Have you ever observed how most fast food places are red? It’s one of the most popular colors in retail, advertising, and labeling, and the list of companies that use it in their branding is seemingly endless: McDonald’s, Burger King, Wendy’s, In-N-Out, Dairy Queen, Carl’s Jr. and Hardee’s, Pizza Hut, Five Guys, Chick-fil-A, Sonic, Popeyes, KFC, Arby’s, and so on. So, what’s the deal?
The history of Red
The typical person can perceive ten million different hues, but red is unique. It turns out that it was one among the first hues that our ancient forefathers considered important enough to designate. Before alphabets and writing, ancient human tongues were unexpectedly… uninteresting. There were terms for “black,” “white,” and “red,” but there wasn’t much else. In reality, blue did not appear until thousands of years later.
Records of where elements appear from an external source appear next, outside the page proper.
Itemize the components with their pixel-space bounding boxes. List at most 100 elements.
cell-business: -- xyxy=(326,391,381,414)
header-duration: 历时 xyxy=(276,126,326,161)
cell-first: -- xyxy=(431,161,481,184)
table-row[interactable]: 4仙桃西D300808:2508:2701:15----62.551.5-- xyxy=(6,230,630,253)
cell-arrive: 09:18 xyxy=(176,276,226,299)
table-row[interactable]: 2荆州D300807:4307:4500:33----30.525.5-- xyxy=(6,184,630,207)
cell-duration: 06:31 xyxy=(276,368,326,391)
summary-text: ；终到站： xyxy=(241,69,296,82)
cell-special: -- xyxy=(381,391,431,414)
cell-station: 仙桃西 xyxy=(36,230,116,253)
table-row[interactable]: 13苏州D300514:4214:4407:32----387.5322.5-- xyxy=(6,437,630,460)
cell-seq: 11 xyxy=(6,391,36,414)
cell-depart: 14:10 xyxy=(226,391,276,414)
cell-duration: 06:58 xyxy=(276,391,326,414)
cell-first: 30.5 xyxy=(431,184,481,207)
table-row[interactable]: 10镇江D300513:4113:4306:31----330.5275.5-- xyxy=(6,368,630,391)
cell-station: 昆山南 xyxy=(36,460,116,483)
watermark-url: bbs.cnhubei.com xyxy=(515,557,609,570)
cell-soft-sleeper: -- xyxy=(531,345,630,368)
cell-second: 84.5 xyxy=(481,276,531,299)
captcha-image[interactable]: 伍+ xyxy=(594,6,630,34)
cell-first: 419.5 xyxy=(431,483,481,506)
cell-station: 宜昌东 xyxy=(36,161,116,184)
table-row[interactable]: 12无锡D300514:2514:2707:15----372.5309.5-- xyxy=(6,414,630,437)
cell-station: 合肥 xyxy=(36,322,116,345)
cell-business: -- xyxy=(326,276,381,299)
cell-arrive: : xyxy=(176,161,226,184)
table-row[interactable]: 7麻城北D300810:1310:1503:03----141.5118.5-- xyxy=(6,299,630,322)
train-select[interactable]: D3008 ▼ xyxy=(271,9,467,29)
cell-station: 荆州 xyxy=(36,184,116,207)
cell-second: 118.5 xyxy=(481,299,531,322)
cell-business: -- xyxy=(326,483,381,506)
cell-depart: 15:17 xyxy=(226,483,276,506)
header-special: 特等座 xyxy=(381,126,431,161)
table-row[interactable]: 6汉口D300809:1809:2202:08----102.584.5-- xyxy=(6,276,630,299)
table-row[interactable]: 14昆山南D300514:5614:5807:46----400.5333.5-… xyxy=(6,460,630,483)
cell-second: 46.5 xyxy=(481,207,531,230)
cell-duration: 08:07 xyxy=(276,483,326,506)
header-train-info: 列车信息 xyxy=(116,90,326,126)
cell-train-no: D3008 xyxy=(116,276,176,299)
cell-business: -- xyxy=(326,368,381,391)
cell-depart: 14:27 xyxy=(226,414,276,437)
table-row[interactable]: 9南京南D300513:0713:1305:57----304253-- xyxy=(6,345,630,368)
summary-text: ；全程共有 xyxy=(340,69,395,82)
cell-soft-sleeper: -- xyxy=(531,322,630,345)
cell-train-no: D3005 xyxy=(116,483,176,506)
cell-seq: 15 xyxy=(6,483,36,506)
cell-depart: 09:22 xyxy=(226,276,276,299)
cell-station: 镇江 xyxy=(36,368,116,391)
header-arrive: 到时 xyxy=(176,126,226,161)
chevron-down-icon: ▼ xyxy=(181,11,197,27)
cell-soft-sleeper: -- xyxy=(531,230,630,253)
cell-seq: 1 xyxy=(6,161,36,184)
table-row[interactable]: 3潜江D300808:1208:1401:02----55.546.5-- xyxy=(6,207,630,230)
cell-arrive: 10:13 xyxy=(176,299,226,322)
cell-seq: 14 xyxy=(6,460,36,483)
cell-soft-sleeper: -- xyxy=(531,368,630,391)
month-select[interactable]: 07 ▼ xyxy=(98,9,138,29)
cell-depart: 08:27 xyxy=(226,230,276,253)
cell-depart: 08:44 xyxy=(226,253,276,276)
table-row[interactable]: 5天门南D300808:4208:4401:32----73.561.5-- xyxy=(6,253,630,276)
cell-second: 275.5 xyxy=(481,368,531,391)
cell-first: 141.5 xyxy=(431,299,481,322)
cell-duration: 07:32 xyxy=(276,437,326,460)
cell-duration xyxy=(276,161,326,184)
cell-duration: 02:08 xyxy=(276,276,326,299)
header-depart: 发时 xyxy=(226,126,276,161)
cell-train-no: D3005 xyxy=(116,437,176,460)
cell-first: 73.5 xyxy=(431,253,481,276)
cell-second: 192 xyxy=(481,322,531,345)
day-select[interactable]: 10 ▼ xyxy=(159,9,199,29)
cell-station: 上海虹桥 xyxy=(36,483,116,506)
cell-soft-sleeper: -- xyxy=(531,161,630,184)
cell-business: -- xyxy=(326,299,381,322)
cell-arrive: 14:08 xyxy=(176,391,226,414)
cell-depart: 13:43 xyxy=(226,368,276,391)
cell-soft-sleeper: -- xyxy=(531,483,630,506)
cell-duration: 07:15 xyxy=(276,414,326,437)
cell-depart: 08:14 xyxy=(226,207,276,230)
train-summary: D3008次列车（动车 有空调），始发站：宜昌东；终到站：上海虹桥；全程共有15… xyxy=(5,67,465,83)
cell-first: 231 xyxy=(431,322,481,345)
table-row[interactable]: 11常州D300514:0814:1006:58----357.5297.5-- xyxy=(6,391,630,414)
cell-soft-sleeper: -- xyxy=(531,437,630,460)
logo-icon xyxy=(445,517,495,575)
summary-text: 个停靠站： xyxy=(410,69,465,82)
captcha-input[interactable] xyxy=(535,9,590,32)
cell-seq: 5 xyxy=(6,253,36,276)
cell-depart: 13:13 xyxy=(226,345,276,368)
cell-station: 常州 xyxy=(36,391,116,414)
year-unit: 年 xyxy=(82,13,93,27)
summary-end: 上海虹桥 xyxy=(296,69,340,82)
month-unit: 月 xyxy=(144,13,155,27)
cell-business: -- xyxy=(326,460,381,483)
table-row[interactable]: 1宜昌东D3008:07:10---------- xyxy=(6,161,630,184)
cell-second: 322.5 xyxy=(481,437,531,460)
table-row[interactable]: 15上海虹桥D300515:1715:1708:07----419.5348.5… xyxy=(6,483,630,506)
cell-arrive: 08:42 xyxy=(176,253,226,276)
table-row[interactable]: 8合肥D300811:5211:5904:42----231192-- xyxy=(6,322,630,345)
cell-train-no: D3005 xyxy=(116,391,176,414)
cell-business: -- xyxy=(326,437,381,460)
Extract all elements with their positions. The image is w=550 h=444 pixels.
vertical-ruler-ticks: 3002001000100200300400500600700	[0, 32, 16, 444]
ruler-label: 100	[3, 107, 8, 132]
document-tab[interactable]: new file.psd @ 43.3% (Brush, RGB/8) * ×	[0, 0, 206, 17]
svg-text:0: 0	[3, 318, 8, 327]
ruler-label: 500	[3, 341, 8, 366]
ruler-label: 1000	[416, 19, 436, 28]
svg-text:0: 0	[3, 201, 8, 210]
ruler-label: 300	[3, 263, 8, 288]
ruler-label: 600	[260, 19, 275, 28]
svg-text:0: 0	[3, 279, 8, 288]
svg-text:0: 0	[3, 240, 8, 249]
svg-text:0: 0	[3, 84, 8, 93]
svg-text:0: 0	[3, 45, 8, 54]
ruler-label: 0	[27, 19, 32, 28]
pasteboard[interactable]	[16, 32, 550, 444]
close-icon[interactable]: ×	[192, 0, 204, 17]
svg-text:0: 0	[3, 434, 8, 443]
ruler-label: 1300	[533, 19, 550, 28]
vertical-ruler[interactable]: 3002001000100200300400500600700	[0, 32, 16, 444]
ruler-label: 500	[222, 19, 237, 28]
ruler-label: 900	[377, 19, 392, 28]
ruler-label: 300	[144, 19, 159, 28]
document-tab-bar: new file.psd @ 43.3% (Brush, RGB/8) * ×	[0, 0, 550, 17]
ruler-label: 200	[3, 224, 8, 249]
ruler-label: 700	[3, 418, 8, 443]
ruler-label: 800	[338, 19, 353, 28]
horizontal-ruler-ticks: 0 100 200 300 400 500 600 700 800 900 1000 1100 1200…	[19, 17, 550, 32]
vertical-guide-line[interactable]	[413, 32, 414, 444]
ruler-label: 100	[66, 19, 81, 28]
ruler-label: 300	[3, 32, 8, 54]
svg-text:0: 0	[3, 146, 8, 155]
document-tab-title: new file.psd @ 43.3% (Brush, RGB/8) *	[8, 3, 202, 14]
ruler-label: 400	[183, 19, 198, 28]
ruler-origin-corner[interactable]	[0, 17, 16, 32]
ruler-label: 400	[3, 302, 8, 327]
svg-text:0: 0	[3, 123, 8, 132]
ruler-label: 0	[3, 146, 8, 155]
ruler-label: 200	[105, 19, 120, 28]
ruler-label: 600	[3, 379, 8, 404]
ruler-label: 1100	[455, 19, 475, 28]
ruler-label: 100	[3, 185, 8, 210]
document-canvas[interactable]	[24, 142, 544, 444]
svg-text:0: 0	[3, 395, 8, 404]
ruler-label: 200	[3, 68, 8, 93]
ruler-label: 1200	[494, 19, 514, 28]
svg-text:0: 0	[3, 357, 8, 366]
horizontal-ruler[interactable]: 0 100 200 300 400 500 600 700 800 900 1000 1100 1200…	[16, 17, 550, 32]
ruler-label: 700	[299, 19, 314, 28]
As a result, humans have a stronger emotional attachment to red than any other hue on the range, and we react to it in ways that benefit fast-food corporations. For instance, studies have shown that the color red may elicit a sense of desperation. Furthermore, it has an intrinsic tendency to stimulate our appetites. When you combine those two factors, you have the perfect recipe for attracting hungry clients who need meals quickly.
Red is attention-grabbing
According to studies, the color red is quite efficient in attracting customers. It makes you stop and look in the same way that speeding red automobiles do, attracting the attention of traffic authorities more frequently than vehicles with less conspicuous paint treatments. Red restaurants, on the other hand, increase your appetite, creating sensations of hunger even if you’ve recently eaten.
Red asserts dominance
Red also expresses dominance, which may explain why you prefer McDonald’s to drowsy purple Taco Bell. It’s similar to wearing a red gown to a wedding. Nobody is looking at the bride now; everyone is staring at you. The hue elicits excitement, which is associated with impulsiveness, a lack of self-discipline, and the danger of purchasing more than you require. Your pulse rate increases, your breathing becomes harder, and before you realize it, you’ve set your eyes on the drive-thru. Red is also not associated with leisure (cooler colours like green, blue, and purple are), so you’re less likely to stay out and more likely to grab what you need and get out.
The psychology of red
Red is considered to arouse and thrill, and it is associated with enthusiasm and intensity. In connection to food: Increases appetite; when we see red, we receive an adrenaline rush; similarly, when we are ready to eat, neurons fire up in the hypothalamus region of the brain. It is also known to stimulate neural signals and raise the pulse rate.